Ela não era frágil a ponto de precisar ser protegida, conseguia lutar e cuidar de si. Um ser que poderia competir em esportes e tão importante quanto o homem dentro da revolução. A propaganda soviética não diferenciava de forma tão explícita o papel do homem e da mulher. Ambos eram fundamentais para o sucesso da revolução, apesar de haver prêmios como “mãe heroína” para a mulher que tivesse mais de dez filhos, dentre outras excentricidades. A criança soviética era bombardeada de forma indireta pela propaganda, pois apesar de não ser diretamente retratada em cartazes e filmes, ela encarava o padrão que deveria possuir quando crescesse. Sua formação seria mais passiva e evolutiva, diferentemente da imposição ríspida do nazifascismo. Isso faz sentido considerando o conceito de alienação marxista, pois esse considera que o proletário, inserido dentro do sistema capitalista, deveria primeiro passar por um processo de “autoconhecimento” para conseguir romper com a ideologia burguesa. A força bruta de nada adiantaria para romper um laço ideológico tão forte oriundo do regime capitalista. Era preciso tempo e dedicação para a construção de um novo homem.

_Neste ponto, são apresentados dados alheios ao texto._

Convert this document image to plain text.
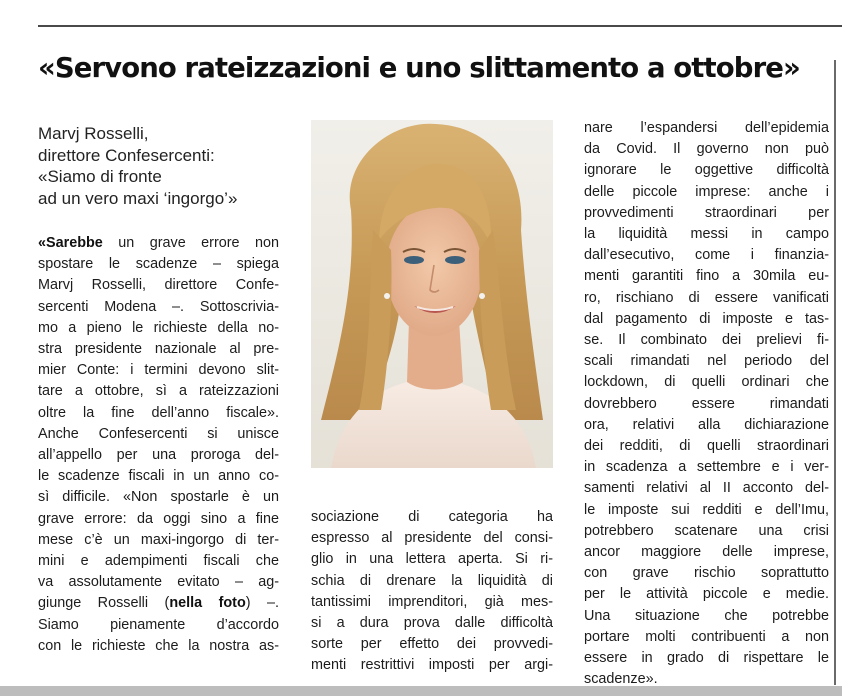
«Servono rateizzazioni e uno slittamento a ottobre»
Marvj Rosselli,
direttore Confesercenti:
«Siamo di fronte
ad un vero maxi ‘ingorgo’»
«Sarebbe un grave errore non
spostare le scadenze – spiega
Marvj Rosselli, direttore Confe-
sercenti Modena –. Sottoscrivia-
mo a pieno le richieste della no-
stra presidente nazionale al pre-
mier Conte: i termini devono slit-
tare a ottobre, sì a rateizzazioni
oltre la fine dell’anno fiscale».
Anche Confesercenti si unisce
all’appello per una proroga del-
le scadenze fiscali in un anno co-
sì difficile. «Non spostarle è un
grave errore: da oggi sino a fine
mese c’è un maxi-ingorgo di ter-
mini e adempimenti fiscali che
va assolutamente evitato – ag-
giunge Rosselli (nella foto) –.
Siamo pienamente d’accordo
con le richieste che la nostra as-
sociazione di categoria ha
espresso al presidente del consi-
glio in una lettera aperta. Si ri-
schia di drenare la liquidità di
tantissimi imprenditori, già mes-
si a dura prova dalle difficoltà
sorte per effetto dei provvedi-
menti restrittivi imposti per argi-
nare l’espandersi dell’epidemia
da Covid. Il governo non può
ignorare le oggettive difficoltà
delle piccole imprese: anche i
provvedimenti straordinari per
la liquidità messi in campo
dall’esecutivo, come i finanzia-
menti garantiti fino a 30mila eu-
ro, rischiano di essere vanificati
dal pagamento di imposte e tas-
se. Il combinato dei prelievi fi-
scali rimandati nel periodo del
lockdown, di quelli ordinari che
dovrebbero essere rimandati
ora, relativi alla dichiarazione
dei redditi, di quelli straordinari
in scadenza a settembre e i ver-
samenti relativi al II acconto del-
le imposte sui redditi e dell’Imu,
potrebbero scatenare una crisi
ancor maggiore delle imprese,
con grave rischio soprattutto
per le attività piccole e medie.
Una situazione che potrebbe
portare molti contribuenti a non
essere in grado di rispettare le
scadenze».
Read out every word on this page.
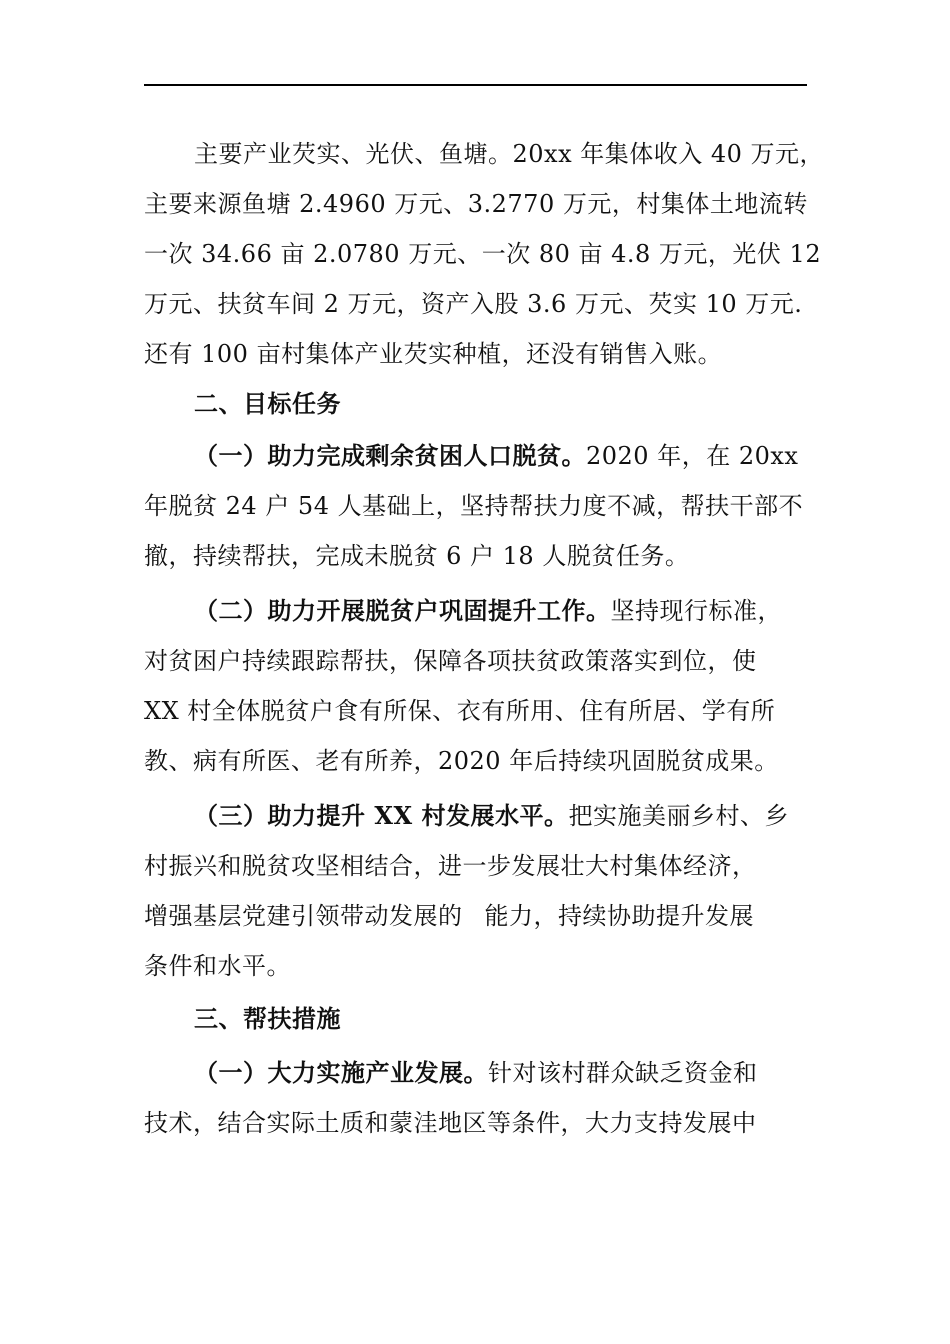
主要产业芡实、光伏、鱼塘。20xx 年集体收入 40 万元，
主要来源鱼塘 2.4960 万元、3.2770 万元，村集体土地流转
一次 34.66 亩 2.0780 万元、一次 80 亩 4.8 万元，光伏 12
万元、扶贫车间 2 万元，资产入股 3.6 万元、芡实 10 万元.
还有 100 亩村集体产业芡实种植，还没有销售入账。
二、目标任务
（一）助力完成剩余贫困人口脱贫。2020 年，在 20xx
年脱贫 24 户 54 人基础上，坚持帮扶力度不减，帮扶干部不
撤，持续帮扶，完成未脱贫 6 户 18 人脱贫任务。
（二）助力开展脱贫户巩固提升工作。坚持现行标准，
对贫困户持续跟踪帮扶，保障各项扶贫政策落实到位，使
XX 村全体脱贫户食有所保、衣有所用、住有所居、学有所
教、病有所医、老有所养，2020 年后持续巩固脱贫成果。
（三）助力提升 XX 村发展水平。把实施美丽乡村、乡
村振兴和脱贫攻坚相结合，进一步发展壮大村集体经济，
增强基层党建引领带动发展的 能力，持续协助提升发展
条件和水平。
三、帮扶措施
（一）大力实施产业发展。针对该村群众缺乏资金和
技术，结合实际土质和蒙洼地区等条件，大力支持发展中
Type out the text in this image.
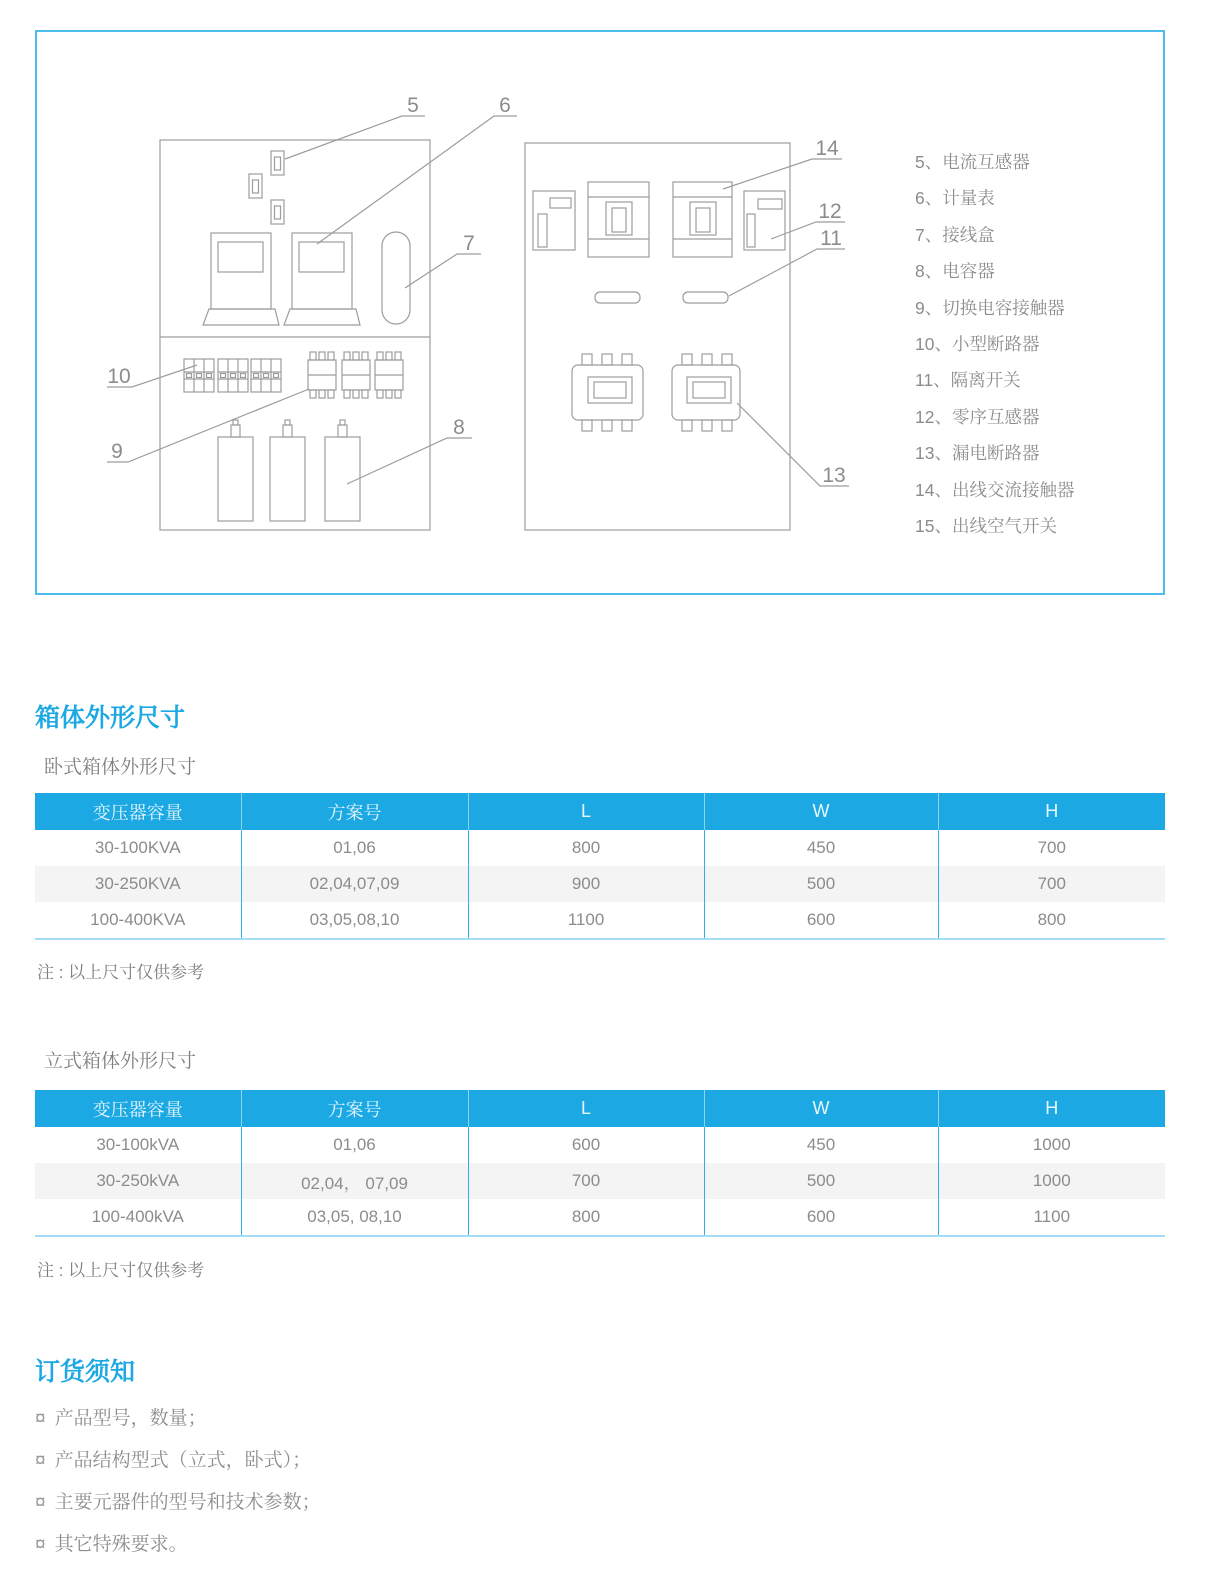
5	6
7
10
9
8
14
12
11
13
5、电流互感器
6、计量表
7、接线盒
8、电容器
9、切换电容接触器
10、小型断路器
11、隔离开关
12、零序互感器
13、漏电断路器
14、出线交流接触器
15、出线空气开关
箱体外形尺寸
卧式箱体外形尺寸
变压器容量	方案号	L	W	H
30-100KVA	01,06	800	450	700
30-250KVA	02,04,07,09	900	500	700
100-400KVA	03,05,08,10	1100	600	800

注 : 以上尺寸仅供参考

立式箱体外形尺寸
变压器容量	方案号	L	W	H
30-100kVA	01,06	600	450	1000
30-250kVA	02,04， 07,09	700	500	1000
100-400kVA	03,05, 08,10	800	600	1100

注 : 以上尺寸仅供参考

订货须知
¤ 产品型号，数量；
¤ 产品结构型式（立式，卧式）；
¤ 主要元器件的型号和技术参数；
¤ 其它特殊要求。
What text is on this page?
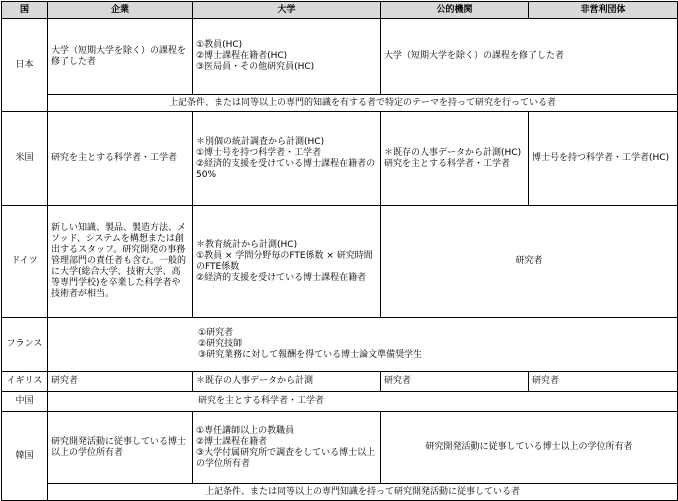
国	企業	大学	公的機関	非営利団体
日本	大学（短期大学を除く）の課程を修了した者	①教員(HC)
②博士課程在籍者(HC)
③医局員・その他研究員(HC)	大学（短期大学を除く）の課程を修了した者	

	上記条件、または同等以上の専門的知識を有する者で特定のテーマを持って研究を行っている者			
米国	研究を主とする科学者・工学者	＊別個の統計調査から計測(HC)
①博士号を持つ科学者・工学者
②経済的支援を受けている博士課程在籍者の50%	＊既存の人事データから計測(HC)
研究を主とする科学者・工学者	博士号を持つ科学者・工学者(HC)

ドイツ	新しい知識、製品、製造方法、メソッド、システムを構想または創出するスタッフ。研究開発の事務管理部門の責任者も含む。一般的に大学(総合大学、技術大学、高等専門学校)を卒業した科学者や技術者が相当。	＊教育統計から計測(HC)
①教員 × 学問分野毎のFTE係数 × 研究時間のFTE係数
②経済的支援を受けている博士課程在籍者	研究者	
フランス	①研究者
②研究技師
③研究業務に対して報酬を得ている博士論文準備奨学生			

イギリス	研究者	＊既存の人事データから計測	研究者	研究者
中国	研究を主とする科学者・工学者			
韓国	研究開発活動に従事している博士以上の学位所有者	①専任講師以上の教職員
②博士課程在籍者
③大学付属研究所で調査をしている博士以上の学位所有者	研究開発活動に従事している博士以上の学位所有者	
	上記条件、または同等以上の専門知識を持って研究開発活動に従事している者			
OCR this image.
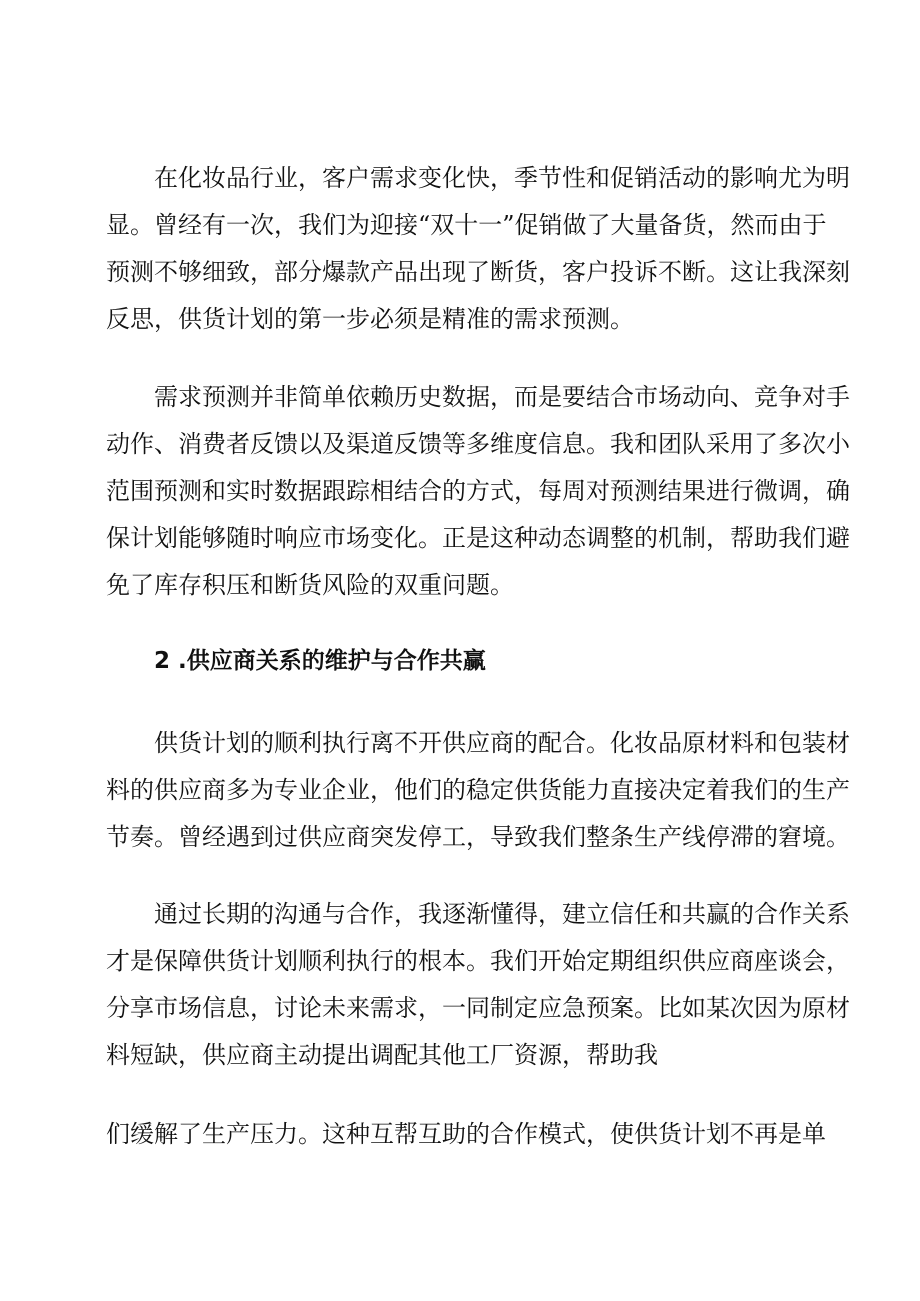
在化妆品行业，客户需求变化快，季节性和促销活动的影响尤为明
显。曾经有一次，我们为迎接“双十一”促销做了大量备货，然而由于
预测不够细致，部分爆款产品出现了断货，客户投诉不断。这让我深刻
反思，供货计划的第一步必须是精准的需求预测。
需求预测并非简单依赖历史数据，而是要结合市场动向、竞争对手
动作、消费者反馈以及渠道反馈等多维度信息。我和团队采用了多次小
范围预测和实时数据跟踪相结合的方式，每周对预测结果进行微调，确
保计划能够随时响应市场变化。正是这种动态调整的机制，帮助我们避
免了库存积压和断货风险的双重问题。
2 .供应商关系的维护与合作共赢
供货计划的顺利执行离不开供应商的配合。化妆品原材料和包装材
料的供应商多为专业企业，他们的稳定供货能力直接决定着我们的生产
节奏。曾经遇到过供应商突发停工，导致我们整条生产线停滞的窘境。
通过长期的沟通与合作，我逐渐懂得，建立信任和共赢的合作关系
才是保障供货计划顺利执行的根本。我们开始定期组织供应商座谈会，
分享市场信息，讨论未来需求，一同制定应急预案。比如某次因为原材
料短缺，供应商主动提出调配其他工厂资源，帮助我
们缓解了生产压力。这种互帮互助的合作模式，使供货计划不再是单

Em hipótese alguma eu concordo com crianças sendo usadas por movimentos políticos. Não concordo com crianças virando propaganda do MST, nem com crianças que seguraram cartazes em 2016 pedindo o Impeachment da Dilma para poderem viajar para a Disney. Imagino que crianças não devem sequer entender de fato o que é o MST, ou o que significa um processo de impeachment. Existe um limiar que para uns é claro e para outros não é, sobre incentivar uma criança a estudar/pesquisar acerca de uma causa, e torna-la uma propaganda política. Uma criança tem todo o direito de se fantasiar de policial, de médico, de bombeiro ou de mecânico. No entanto, o que o pai dessa criança faz ao explorar sua imagem é patético. Réplicas de armas não são objetos para crianças, algemas não são coisa de criança, farda não é coisa de criança, disciplina militar não é coisa de criança, e ser conhecido no país como um menino que anda fantasiado de policial do BOPE, enquanto carrega simulacros de armas gritando que “ama seu presidente”, é algo que foge da concepção de qualquer sociedade minimamente normal sobre infância. Deputados que recebem essa criança em seus escritórios e tiram fotos com ela para postarem na internet são patéticos. Sinceramente, se a extrema-direita quer criticar a esquerda com discursos fantasiosos e absurdos, como “distribuir kit gay nas escolas e influenciar as crianças a serem homossexuais”, ou então perseguir o professor de história/filosofia/sociologia/geografia que é supostamente um comunista doutrinador, antes de tudo ela ao menos deveria limpar a própria casa.